This article appears in the Nov. 28 "One Day, One Game" issue of ESPN The Magazine.
TWENTY-FIVE YEARS AGO THIS WEEK, on Nov. 22, 1986, three men began their conspiracy to murder Trevor Berbick, the heavyweight champion of the world: Mike Tyson, Berbick's nephew Harold and me. It took us almost 20 years to get the job done.
Tyson, ascendant and terrifying, delivered the first and most famous blows on that fateful Las Vegas night, a right to the body and a left to the head. Berbick -- an awkward, defensive fighter best known for having knocked Muhammad Ali into retirement -- staggered across the ring like a man falling down a flight of invisible stairs.
Berbick survived that beating and the loss of his title only because of his almost limitless capacity for self-delusion. If Trevor Berbick was insane, and he might have been, his insanity didn't trap him; it was the kind of crazy that gave him a thousand ways out. It didn't matter what the record books showed: In the very particular universe that was Trevor Berbick's brain, he would never be anything less than the champ.

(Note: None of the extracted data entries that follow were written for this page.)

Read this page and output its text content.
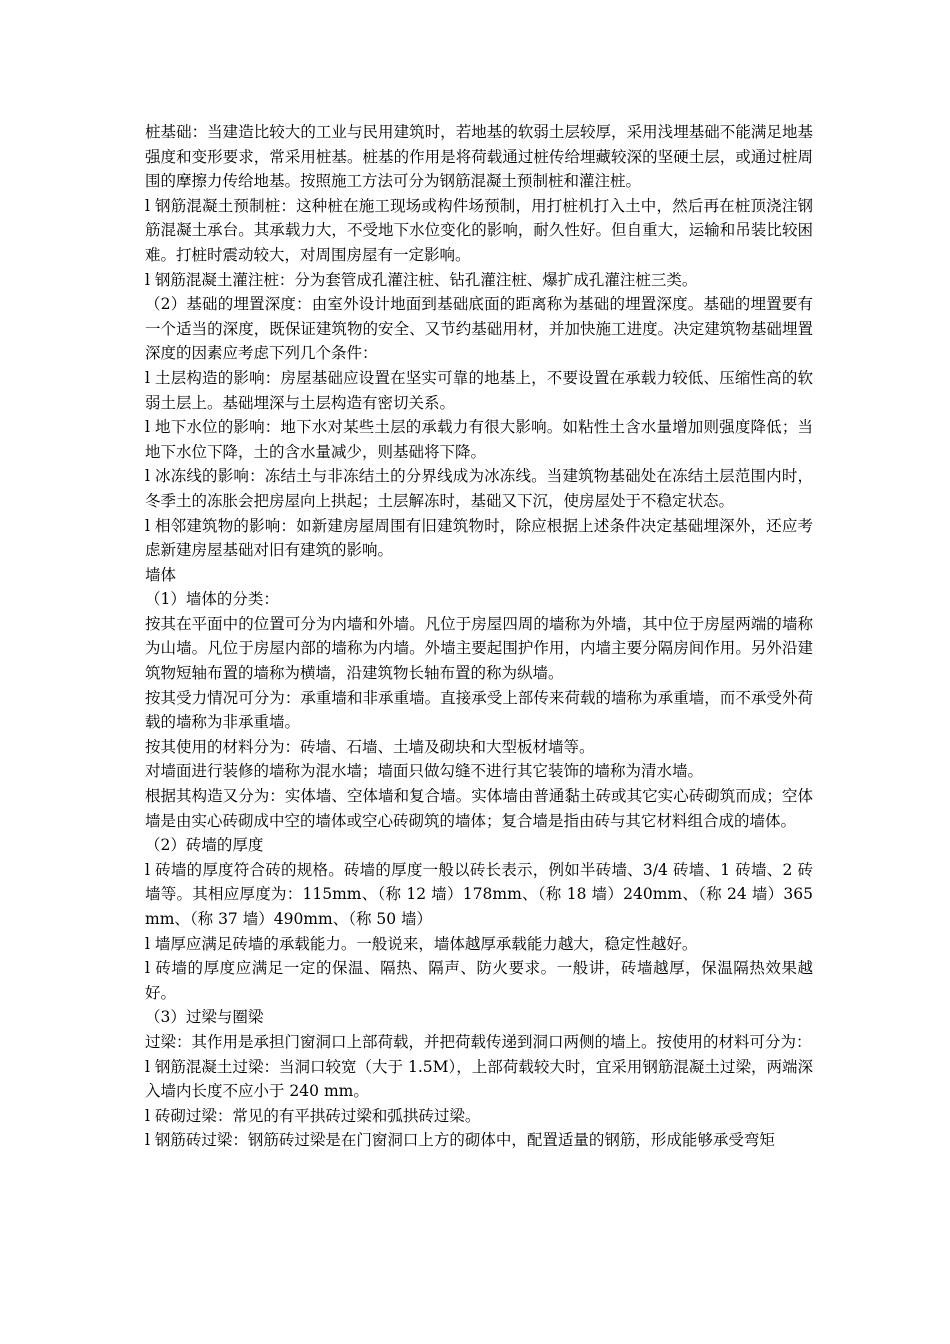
桩基础：当建造比较大的工业与民用建筑时，若地基的软弱土层较厚，采用浅埋基础不能满足地基强度和变形要求，常采用桩基。桩基的作用是将荷载通过桩传给埋藏较深的坚硬土层，或通过桩周围的摩擦力传给地基。按照施工方法可分为钢筋混凝土预制桩和灌注桩。

l 钢筋混凝土预制桩：这种桩在施工现场或构件场预制，用打桩机打入土中，然后再在桩顶浇注钢筋混凝土承台。其承载力大，不受地下水位变化的影响，耐久性好。但自重大，运输和吊装比较困难。打桩时震动较大，对周围房屋有一定影响。

l 钢筋混凝土灌注桩：分为套管成孔灌注桩、钻孔灌注桩、爆扩成孔灌注桩三类。

（2）基础的埋置深度：由室外设计地面到基础底面的距离称为基础的埋置深度。基础的埋置要有一个适当的深度，既保证建筑物的安全、又节约基础用材，并加快施工进度。决定建筑物基础埋置深度的因素应考虑下列几个条件：

l 土层构造的影响：房屋基础应设置在坚实可靠的地基上，不要设置在承载力较低、压缩性高的软弱土层上。基础埋深与土层构造有密切关系。

l 地下水位的影响：地下水对某些土层的承载力有很大影响。如粘性土含水量增加则强度降低；当地下水位下降，土的含水量减少，则基础将下降。

l 冰冻线的影响：冻结土与非冻结土的分界线成为冰冻线。当建筑物基础处在冻结土层范围内时，冬季土的冻胀会把房屋向上拱起；土层解冻时，基础又下沉，使房屋处于不稳定状态。

l 相邻建筑物的影响：如新建房屋周围有旧建筑物时，除应根据上述条件决定基础埋深外，还应考虑新建房屋基础对旧有建筑的影响。

墙体

（1）墙体的分类：

按其在平面中的位置可分为内墙和外墙。凡位于房屋四周的墙称为外墙，其中位于房屋两端的墙称为山墙。凡位于房屋内部的墙称为内墙。外墙主要起围护作用，内墙主要分隔房间作用。另外沿建筑物短轴布置的墙称为横墙，沿建筑物长轴布置的称为纵墙。

按其受力情况可分为：承重墙和非承重墙。直接承受上部传来荷载的墙称为承重墙，而不承受外荷载的墙称为非承重墙。

按其使用的材料分为：砖墙、石墙、土墙及砌块和大型板材墙等。

对墙面进行装修的墙称为混水墙；墙面只做勾缝不进行其它装饰的墙称为清水墙。

根据其构造又分为：实体墙、空体墙和复合墙。实体墙由普通黏土砖或其它实心砖砌筑而成；空体墙是由实心砖砌成中空的墙体或空心砖砌筑的墙体；复合墙是指由砖与其它材料组合成的墙体。

（2）砖墙的厚度

l 砖墙的厚度符合砖的规格。砖墙的厚度一般以砖长表示，例如半砖墙、3/4 砖墙、1 砖墙、2 砖墙等。其相应厚度为：115mm、（称 12 墙）178mm、（称 18 墙）240mm、（称 24 墙）365mm、（称 37 墙）490mm、（称 50 墙）

l 墙厚应满足砖墙的承载能力。一般说来，墙体越厚承载能力越大，稳定性越好。

l 砖墙的厚度应满足一定的保温、隔热、隔声、防火要求。一般讲，砖墙越厚，保温隔热效果越好。

（3）过梁与圈梁

过梁：其作用是承担门窗洞口上部荷载，并把荷载传递到洞口两侧的墙上。按使用的材料可分为：

l 钢筋混凝土过梁：当洞口较宽（大于 1.5M），上部荷载较大时，宜采用钢筋混凝土过梁，两端深入墙内长度不应小于 240 mm。

l 砖砌过梁：常见的有平拱砖过梁和弧拱砖过梁。

l 钢筋砖过梁：钢筋砖过梁是在门窗洞口上方的砌体中，配置适量的钢筋，形成能够承受弯矩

Even before the fight, he was certain poison gas was being pumped into his hotel room. He later claimed that promoter Don King told him he had to lose because the World Boxing Council wanted a dynamic American champ, not a middling Jamaican one. He also said that Angelo Dundee, his trainer, hypnotized him and that he'd been given a mysterious injection before the fight that caused him to lose his balance. "You work so hard to get to the pinnacle," he said, "and they take everything from you?"
My shot at Berbick came in February 1999, when he surfaced after years of criminal obscurity -- including doing time for rape in Florida -- to fight for the Canadian heavyweight title in Montreal. I was a rookie sportswriter at Toronto's National Post when I first met him in the ballroom of a lousy hotel. He'd just weighed in for the fight, wearing long underwear tucked into wool socks. He'd tipped the scale at 247 pounds, nearly 30 more than his fighting weight. "I just ate!" he cried.

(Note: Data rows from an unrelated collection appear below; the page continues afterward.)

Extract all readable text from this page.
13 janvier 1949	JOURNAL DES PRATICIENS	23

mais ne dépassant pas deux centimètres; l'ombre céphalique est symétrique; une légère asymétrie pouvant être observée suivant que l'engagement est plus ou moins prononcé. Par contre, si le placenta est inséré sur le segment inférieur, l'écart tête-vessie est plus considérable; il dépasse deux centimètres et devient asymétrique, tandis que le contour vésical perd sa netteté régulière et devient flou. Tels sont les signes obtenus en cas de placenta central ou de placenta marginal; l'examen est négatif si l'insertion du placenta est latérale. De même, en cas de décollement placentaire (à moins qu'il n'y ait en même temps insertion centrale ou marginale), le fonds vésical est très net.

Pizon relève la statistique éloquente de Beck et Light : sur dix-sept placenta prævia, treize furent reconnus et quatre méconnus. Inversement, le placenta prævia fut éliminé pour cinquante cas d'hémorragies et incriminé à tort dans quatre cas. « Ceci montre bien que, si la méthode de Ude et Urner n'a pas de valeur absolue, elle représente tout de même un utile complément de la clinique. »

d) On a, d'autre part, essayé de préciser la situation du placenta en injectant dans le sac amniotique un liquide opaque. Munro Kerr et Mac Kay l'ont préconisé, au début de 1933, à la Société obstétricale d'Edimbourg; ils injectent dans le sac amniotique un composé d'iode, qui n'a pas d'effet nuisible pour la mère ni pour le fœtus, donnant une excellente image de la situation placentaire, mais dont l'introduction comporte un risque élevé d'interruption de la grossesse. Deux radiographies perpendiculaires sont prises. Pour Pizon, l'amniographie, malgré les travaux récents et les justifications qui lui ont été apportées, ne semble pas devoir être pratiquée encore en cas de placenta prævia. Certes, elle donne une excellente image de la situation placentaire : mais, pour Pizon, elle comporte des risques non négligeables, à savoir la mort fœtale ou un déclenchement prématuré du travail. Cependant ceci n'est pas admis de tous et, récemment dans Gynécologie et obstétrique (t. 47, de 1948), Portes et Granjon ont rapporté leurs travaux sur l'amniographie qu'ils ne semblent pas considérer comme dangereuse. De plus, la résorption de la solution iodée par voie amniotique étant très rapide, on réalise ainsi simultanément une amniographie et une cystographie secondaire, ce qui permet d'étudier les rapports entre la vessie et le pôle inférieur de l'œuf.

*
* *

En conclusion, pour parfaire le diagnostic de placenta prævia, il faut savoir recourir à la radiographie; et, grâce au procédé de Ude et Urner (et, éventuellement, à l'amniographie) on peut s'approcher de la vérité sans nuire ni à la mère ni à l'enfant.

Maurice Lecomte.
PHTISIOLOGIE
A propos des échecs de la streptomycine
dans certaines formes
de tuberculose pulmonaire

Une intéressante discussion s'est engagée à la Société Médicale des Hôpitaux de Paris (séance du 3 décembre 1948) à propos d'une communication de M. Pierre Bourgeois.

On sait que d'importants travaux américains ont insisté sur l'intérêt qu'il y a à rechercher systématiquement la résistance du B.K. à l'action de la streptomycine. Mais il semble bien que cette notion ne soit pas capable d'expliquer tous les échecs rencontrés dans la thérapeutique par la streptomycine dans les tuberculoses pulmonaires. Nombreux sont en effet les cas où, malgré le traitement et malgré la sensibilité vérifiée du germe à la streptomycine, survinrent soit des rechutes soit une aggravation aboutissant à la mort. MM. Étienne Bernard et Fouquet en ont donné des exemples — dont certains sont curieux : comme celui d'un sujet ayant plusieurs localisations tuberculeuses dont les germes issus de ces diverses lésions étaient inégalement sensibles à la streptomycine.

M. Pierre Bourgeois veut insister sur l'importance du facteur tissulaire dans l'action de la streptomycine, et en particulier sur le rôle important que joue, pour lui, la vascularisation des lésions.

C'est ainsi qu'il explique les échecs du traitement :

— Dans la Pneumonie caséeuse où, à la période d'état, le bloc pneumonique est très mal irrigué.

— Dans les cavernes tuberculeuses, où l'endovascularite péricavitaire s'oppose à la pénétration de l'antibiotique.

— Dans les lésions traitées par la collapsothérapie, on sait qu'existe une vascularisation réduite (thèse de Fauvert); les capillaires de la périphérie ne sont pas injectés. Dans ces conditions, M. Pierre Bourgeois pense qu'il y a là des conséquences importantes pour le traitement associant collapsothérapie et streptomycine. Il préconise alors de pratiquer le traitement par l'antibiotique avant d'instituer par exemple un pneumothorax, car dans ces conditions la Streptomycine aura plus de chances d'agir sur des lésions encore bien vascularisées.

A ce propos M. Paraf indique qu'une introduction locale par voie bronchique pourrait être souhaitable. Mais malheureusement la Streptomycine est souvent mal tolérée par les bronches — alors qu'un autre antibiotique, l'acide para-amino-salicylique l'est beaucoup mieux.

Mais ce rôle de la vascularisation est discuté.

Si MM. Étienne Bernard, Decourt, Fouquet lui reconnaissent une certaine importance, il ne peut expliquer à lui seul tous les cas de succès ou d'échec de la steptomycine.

Now I looked at Berbick the way Tyson had: In him, I saw my way to get what I most wanted in the world. Here was my path to the back page. Berbick was 44 years old, give or take, fat and insolvent; he still wore the faded blue jacket he'd had made during that brief, blissful period before his loss to Tyson. That jacket had many zippers; Michael Jackson might have worn it, except that it read WBC WORLD HEAVYWEIGHT CHAMPION across the back. We sat at a table, just the two of us. He was a dream come true. "There is a spirit in this Canadian affair that will move me to rise like an eagle," he slurred into my tape recorder. "I will move mountains. I am preserved. I am a miracle."
Incredibly, Berbick willed himself into winning that fight, defeating the 23-year-old champion. It was meaningless, really, a nothing belt contested in front of a small crowd. But I had the story that launched my career. It went big. Here was Trevor Berbick, lost and then found -- and now found too by people other than me, including probation officers in Florida, where he was wanted for parole violations.
Canadian immigration officials ultimately decided Berbick could be a mentor for young fighters and declined to deport him. But in 2002, after a failed brain scan had finally ended his boxing career, he slipped into the United States to see his American-born children. He was arrested in Miami and shipped back to Jamaica. Penniless, he lived off preaching, training and petty theft. He saw God in his apartment.
On Oct. 28, 2006, he went out for drinks with friends. After, he ended up in a remote churchyard. Harold Berbick, only 20 -- the same age Tyson was when he beat Berbick to become the youngest heavyweight champion -- approached his uncle from behind. Harold later said that Trevor had bullied him, stolen from him, thrown stones at him. Now he had chosen his own weapon, a length of pipe or a crowbar. He took a swing. Then another, and another. He did what the rest of us had failed to do.
But together, we -- all of us, everything -- had pushed Berbick into that churchyard, with his back to his nephew the murderer. Whenever people tell me sports don't matter, I think of that man lying facedown in the grass and how he got there, starting 25 years ago this week. I imagine he died still believing he was the heavyweight champion of the world. I imagine he died still believing in miracles.